Ocurre que esta Selección Argentina de básquetbol fue mucho más que un equipo sublime. Fue un triunfo que enorgulleció al colectivo. La esencia pura de los Juegos Olímpicos, los valores desplegados sobre la alfombra para que el resto admire. Para que el mundo reciba una caricia de sorpresa en modo de esperanza: el talento sin perseverancia es estéril, el éxito llega siempre después del trabajo y los sueños gigantes también pueden cumplirse.

Lo maravilloso, lo emocionante, no fue solo el hecho en sí. El contenido, a priori utópico para los pensadores más arriesgados, perdió por baile cuando se midió con la forma. El cómo fue incluso más grande que el qué. En un país ensangrentado en la ética y la moral por los atajos y las trampas, en una sociedad que vivía una de las crisis más grandes de su historia apenas tres años antes, ocurría el nacimiento, maduración y consecución de una idea maravillosa: un equipo de mortales que podían lograrlo todo sin pasar ningún semáforo en rojo. Sin tirar un papel al suelo.

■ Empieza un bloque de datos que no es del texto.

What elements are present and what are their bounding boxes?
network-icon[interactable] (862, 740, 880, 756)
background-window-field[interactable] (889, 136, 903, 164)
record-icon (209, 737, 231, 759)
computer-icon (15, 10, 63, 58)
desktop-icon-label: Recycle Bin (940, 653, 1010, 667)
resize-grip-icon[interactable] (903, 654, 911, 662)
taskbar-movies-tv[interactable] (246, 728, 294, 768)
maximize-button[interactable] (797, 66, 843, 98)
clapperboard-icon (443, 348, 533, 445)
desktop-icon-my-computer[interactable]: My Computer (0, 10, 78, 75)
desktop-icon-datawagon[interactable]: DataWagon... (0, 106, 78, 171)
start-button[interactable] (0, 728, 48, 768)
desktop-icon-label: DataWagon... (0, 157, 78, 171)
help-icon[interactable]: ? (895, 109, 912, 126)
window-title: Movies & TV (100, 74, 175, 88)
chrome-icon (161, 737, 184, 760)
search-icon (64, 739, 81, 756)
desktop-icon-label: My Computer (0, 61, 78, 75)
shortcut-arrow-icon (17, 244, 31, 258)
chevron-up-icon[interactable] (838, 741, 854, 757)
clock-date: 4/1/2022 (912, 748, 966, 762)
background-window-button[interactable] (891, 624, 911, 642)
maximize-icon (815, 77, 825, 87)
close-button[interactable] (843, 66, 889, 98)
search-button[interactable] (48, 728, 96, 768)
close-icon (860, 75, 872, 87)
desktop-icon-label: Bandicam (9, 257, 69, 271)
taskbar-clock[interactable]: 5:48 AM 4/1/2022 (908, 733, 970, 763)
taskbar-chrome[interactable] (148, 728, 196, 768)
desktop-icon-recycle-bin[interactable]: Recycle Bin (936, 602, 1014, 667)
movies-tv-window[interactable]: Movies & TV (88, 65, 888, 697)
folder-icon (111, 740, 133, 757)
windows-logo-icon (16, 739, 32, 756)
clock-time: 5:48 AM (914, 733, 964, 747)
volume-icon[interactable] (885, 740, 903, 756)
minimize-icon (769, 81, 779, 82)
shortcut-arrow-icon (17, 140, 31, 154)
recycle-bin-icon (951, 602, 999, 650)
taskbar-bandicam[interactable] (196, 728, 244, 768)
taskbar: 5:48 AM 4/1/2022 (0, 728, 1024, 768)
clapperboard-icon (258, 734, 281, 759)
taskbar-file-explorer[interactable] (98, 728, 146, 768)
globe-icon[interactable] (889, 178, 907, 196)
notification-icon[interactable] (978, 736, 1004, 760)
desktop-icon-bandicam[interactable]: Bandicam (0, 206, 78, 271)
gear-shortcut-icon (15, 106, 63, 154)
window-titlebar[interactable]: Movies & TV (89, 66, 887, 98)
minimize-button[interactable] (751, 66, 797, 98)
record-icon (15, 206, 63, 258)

Resulta que Argentina también podía ser esto. ¿Quién dijo que todo está perdido?

Cierro los ojos y puedo volver a verlos: potrillos salvajes con el pelo al viento dispuestos a redefinir límites. A redibujar escenarios. Un grupo de amigos con un entrenador, Rubén Magnano, abanderado de una premisa tan potente como distinta: el de al lado no solo importa, sino que enriquece. Juntos es mejor que separados.

El mensaje de aquellos días, el cambio de piel que provocó la mutación de ilusión a certeza, vivirá con nosotros por siempre: una asistencia hace felices a dos personas, una anotación a una sola.

La Generación Dorada fue una generación de valores que trascendió en el tiempo. Fue, sin dudas, aspiracional; nos invitó a ser mejores, a no claudicar en el propósito de lo que toque en la vida, por más que parezca imposible conseguirlo. Lo que alguna vez nos enseñaron nuestros abuelos acerca del sacrificio tuvo finalmente sentido: acostarse tarde y levantarse temprano hace la diferencia. No sirve quejarse del otro, sirve pensar qué puedo hacer yo por el otro para mejorar el entorno que me rodea. El triunfo del bien común por encima del yo. El santo grial del básquetbol argentino, hallado aquella tarde en el podio de Atenas, se extendió a quienes los continuaron con la camiseta celeste y blanca.

Los días más felices, los meses en los que fuimos escuela del mundo, tuvieron que ver con esta manera de hacer las cosas. Fue, lo que se dice, la materialización perfecta de una utopía.

No alcanza con decirlo, hay que poder hacerlo. Se puede ganar de muchas maneras, pero son pocos, muy pocos, los que lo pueden hacer sin quebrantar ninguno de sus valores. Y esto, que puede pasar desapercibido, es la razón por la que nunca, pero nunca jamás, serán olvidados.

Desde aquel agosto infinito. Y para siempre.